Social Media is not Reality and Scrolling isn’t a Form of Exercise
October 14 // à la Zoe Williams
It’s official, scrolling is destined to become the verb of the decade. Scrolling is an action that we know like the back of our hand and at times seems to come more naturally than, well, almost anything else. In fact, so much so that when I decided to take a 72 hour “Social Media Detox” I found myself habitually going to Instagram to open the app an innumerable (and quite concerning) amount of times each day. But why did I feel such a compulsive need to do so?
Scrolling is so easy to come by that it is quite literally at our fingertips 24/7. You can inundate yourself as many hours of the day as your heart desires with images that are aesthetically pleasing and create a façade of perfection. Perfect bodies, perfect couples and perfect lives. If there wasn’t a definitively perfect version of something before, social media has manifested it.
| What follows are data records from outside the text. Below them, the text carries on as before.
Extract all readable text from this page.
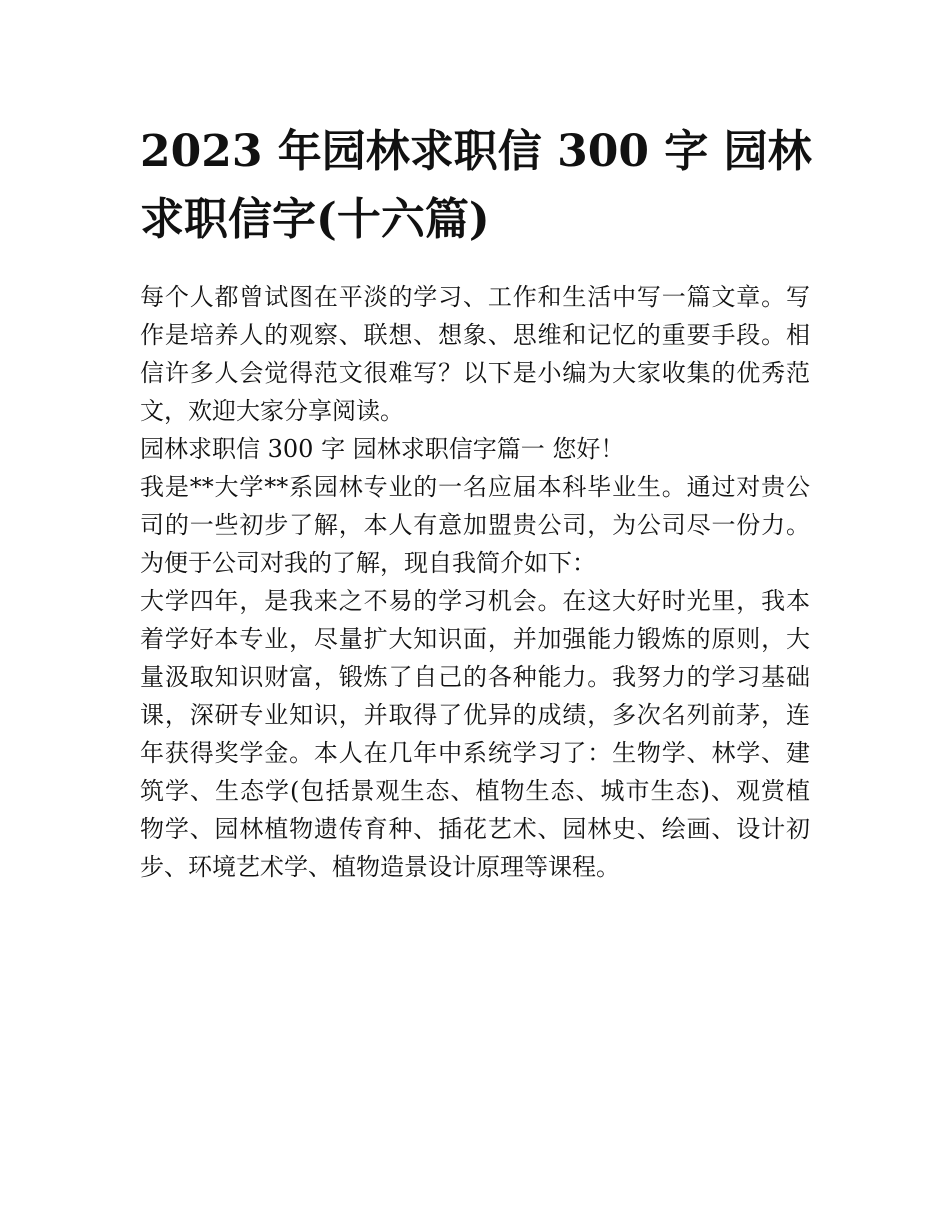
2023 年园林求职信 300 字 园林
求职信字(十六篇)
每个人都曾试图在平淡的学习、工作和生活中写一篇文章。写
作是培养人的观察、联想、想象、思维和记忆的重要手段。相
信许多人会觉得范文很难写？以下是小编为大家收集的优秀范
文，欢迎大家分享阅读。
园林求职信 300 字 园林求职信字篇一 您好！
我是**大学**系园林专业的一名应届本科毕业生。通过对贵公
司的一些初步了解，本人有意加盟贵公司，为公司尽一份力。
为便于公司对我的了解，现自我简介如下：
大学四年，是我来之不易的学习机会。在这大好时光里，我本
着学好本专业，尽量扩大知识面，并加强能力锻炼的原则，大
量汲取知识财富，锻炼了自己的各种能力。我努力的学习基础
课，深研专业知识，并取得了优异的成绩，多次名列前茅，连
年获得奖学金。本人在几年中系统学习了：生物学、林学、建
筑学、生态学(包括景观生态、植物生态、城市生态)、观赏植
物学、园林植物遗传育种、插花艺术、园林史、绘画、设计初
步、环境艺术学、植物造景设计原理等课程。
We might say to ourselves that the action of scrolling is mindless, but our brain is registering these images and using them as a tool for comparison in our daily lives. But how and why do we constantly compare ourselves when what we are seeing is not in the slightest bit comparable in nature?
We’ve always wanted to keep up with the Jones, but social media changed the game when the Jones’ lives were available for us to view like our favorite reality show. Well, the bits and pieces they wanted us to keep up with at least. How do we separate ourselves and our accomplishments from those of others that are continually plastered in front of our faces like billboards that scream “anything you can do I can do better, oh and I’ll do it in an expensive pair of designer heels”?
I have always struggled with searching for perfection, continually telling myself it doesn’t exist and pressing repeat. Social media makes this search seem within reach yet always fleeting and escaping our grasp. Some may think comparison is good, competitive in nature, but I find in the age of social media that it can become unbearable at times. In the inevitable moments when we are down, social media taunts us with others’ perfectly filtered lives beautifully glaring brightly at us from the palm of our hand.
Quite often we forget that a picture is a fleeting moment. Somehow when it’s posted to social media it seems factual and concrete. It allows us to mislead ourselves and write a story about someone else’s life without being privy to any real information or facts. Seems counterintuitive, doesn’t it? We all need a reminder, myself included, social media is a form of entertainment and while it is based in someone’s sense of reality it is not our own.